A record 31,000 shareholders turned up for the AGM and two days of festivities. If all company AGMs were as successful around the world, there would be fewer problems with shareholder-board relations.
He had bad news before the meeting: a big drop in first quarter earnings (See below) from lower insurance returns and paper losses on credit derivatives (not on subprime mortgages though).
And it looks, from the results in insurance and his forecast in the letter to shareholders in February, that returns from this area, will be weak over the rest of 2008. Insurance is the company’s major activity.
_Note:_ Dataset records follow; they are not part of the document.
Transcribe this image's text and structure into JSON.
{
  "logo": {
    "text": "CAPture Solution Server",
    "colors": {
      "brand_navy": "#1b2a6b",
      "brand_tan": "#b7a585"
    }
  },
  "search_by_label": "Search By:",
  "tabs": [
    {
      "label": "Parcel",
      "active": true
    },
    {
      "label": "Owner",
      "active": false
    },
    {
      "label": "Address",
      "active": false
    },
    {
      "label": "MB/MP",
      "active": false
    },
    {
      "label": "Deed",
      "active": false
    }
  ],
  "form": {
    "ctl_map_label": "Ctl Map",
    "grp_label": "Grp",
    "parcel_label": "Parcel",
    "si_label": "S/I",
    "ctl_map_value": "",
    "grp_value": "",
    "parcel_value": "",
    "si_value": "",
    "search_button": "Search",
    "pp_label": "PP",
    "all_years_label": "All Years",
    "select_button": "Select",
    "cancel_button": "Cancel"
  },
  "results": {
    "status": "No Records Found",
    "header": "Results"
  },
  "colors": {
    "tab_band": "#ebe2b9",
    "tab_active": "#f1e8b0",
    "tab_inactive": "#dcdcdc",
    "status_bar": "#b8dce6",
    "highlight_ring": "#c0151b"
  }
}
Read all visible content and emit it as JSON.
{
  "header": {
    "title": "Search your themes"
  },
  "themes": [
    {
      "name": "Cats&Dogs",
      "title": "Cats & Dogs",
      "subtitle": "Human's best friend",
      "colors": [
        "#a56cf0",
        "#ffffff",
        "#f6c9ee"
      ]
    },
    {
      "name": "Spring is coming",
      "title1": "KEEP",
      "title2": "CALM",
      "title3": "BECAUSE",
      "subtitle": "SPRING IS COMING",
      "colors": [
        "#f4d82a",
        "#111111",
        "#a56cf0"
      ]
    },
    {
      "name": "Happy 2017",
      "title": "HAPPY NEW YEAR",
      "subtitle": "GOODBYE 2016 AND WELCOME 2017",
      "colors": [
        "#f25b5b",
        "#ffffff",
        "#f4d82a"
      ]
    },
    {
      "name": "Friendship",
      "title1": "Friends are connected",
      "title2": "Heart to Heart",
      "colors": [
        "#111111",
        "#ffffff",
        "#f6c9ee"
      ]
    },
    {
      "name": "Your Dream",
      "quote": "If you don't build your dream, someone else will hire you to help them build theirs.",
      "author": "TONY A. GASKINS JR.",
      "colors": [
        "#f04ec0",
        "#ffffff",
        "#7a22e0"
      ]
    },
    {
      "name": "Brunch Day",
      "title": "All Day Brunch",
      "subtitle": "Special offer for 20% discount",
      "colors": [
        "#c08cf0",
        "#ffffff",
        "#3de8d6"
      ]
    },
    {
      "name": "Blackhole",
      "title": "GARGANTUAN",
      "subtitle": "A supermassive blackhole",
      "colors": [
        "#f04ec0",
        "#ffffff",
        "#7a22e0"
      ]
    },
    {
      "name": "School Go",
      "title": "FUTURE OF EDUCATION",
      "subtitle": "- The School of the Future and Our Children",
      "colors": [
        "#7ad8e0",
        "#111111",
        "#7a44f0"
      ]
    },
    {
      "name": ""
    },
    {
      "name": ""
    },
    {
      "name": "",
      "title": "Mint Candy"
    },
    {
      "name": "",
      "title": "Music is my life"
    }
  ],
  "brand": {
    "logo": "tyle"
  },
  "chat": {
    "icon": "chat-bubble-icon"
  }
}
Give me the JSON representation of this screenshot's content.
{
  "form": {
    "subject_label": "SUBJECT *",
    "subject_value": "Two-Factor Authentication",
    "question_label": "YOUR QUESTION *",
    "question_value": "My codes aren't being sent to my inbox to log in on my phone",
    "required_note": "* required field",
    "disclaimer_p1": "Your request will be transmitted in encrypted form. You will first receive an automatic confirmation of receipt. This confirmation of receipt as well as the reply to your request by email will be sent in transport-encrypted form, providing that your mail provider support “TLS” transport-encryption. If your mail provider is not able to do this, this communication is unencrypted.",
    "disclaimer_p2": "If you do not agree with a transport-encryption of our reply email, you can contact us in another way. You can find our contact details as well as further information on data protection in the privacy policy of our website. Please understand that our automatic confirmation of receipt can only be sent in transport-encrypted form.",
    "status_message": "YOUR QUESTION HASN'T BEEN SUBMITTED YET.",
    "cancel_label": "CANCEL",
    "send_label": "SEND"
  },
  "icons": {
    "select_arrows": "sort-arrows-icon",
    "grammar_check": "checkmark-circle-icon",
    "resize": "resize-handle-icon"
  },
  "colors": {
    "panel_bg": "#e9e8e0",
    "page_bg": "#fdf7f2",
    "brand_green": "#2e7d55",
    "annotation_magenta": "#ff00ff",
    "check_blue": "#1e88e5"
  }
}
According to CNNmoney he had an interesting take for investors: he and partner Charlie Munger told them to think small and not get too greedy for big returns
“In the Q&A session Saturday morning at Berkshire Hathaway’s annual meeting, CEO Warren Buffett and vice chairman Charlie Munger repeatedly warned investors to lower their expectations. When a shareholder asked whether Buffett’s recent purchases of publicly traded stocks were likely to generate returns greater than 7% to 10% over time, Buffett promptly said no."
He said that the Federal Reserve had avoided financial market "chaos" in coordinating the March bailout of Bear Stearns, which was facing certain bankruptcy before agreeing to be acquired by JPMorgan Chase, with the Fed’s backing. That was a comment he made on Bloomberg the day before (see below).
"I think the Fed did the right thing in stepping in on Bear Stearns. Just imagine the thousands of counterparties around the world having to undo contracts."
Buffett said the Bear Stearns near collapse and rescue illustrates how some investment banks and commercial banks may have grown too large to effectively manage risk.
"The big investment banks, a number of them, and big commercial banks, I think they’re almost too big to manage effectively from a risk standpoint in the way they’ve elected to conduct their business.
"We want to run Berkshire where if the world isn’t working tomorrow the way it is working today, or in a way that wasn’t expected, we wouldn’t have a problem. If we can earn a decent return on capital, what’s an extra percentage point?"
Berkshire has benefited from the recent market disruptions, including many triggered by the subprime problems and the housing crisis.
He said the company’s four-month-old bond insurer, Berkshire Hathaway Assurance Corp, wrote $US400 million in business in the first quarter, more perhaps than other rivals combined. It was taking business from the opposition insuring corporate and other bonds, and charging up to double the premium that existing (and struggling) insurers were offering.
Berkshire also bought $US4 billion of so-called "auction-rate" municipal debt when yields soared into double digits when the market shut down earlier in the year during the credit crunch. These bonds are sold by higher rated states, cities and other groups and some couldn’t get set for weeks with offerings and ended up paying well over 10%, double and triple what they were paying previously.
Buffett plans this month to visit four European countries to seek out family-owned businesses he might want to buy when the time comes for a sale. He said Berkshire isn’t on the "radar screen" of many potential sellers in Europe.
On the eve of its annual meeting in Omaha at the weekend, Warren Buffett’s Berkshire Hathaway said on Friday that first-quarter profit dropped 64% as falling rates cut returns from its huge insurance operations.
The company reported $US991 million in investment losses as it marked down the value of derivative contracts.
It said net profit dropped to $US940 million, from $US2.6 billion, in the first three months of 2007.
The company said that the profit from underwriting insurance policies fell 70% to $181 million in the quarter (see, Insurance Australia Group isn’t the only insurer with problems). Pre-tax underwriting profit at Berkshire Hathaway Reinsurance Group, which sells catastrophe coverage, dropped 95% to $US29 million.
Berkshire’s investment loss compared with a profit of $US382 million a year earlier as the company recorded $US1.7 billion of unrealized losses from contracts that protect fixed-income investors and from options sold on the value of the Standard & Poor’s 500 Index and three other stock indexes.
These were losses forced on the company by accounting regulations on ‘fair value’ as companies have to write down (or write up) assets like derivatives, bonds and forex contracts to ‘fair value’ each quarter. Berkshire seems to have been hit by the turmoil in March in the wake of the rescue of Bear Stearns on March 17.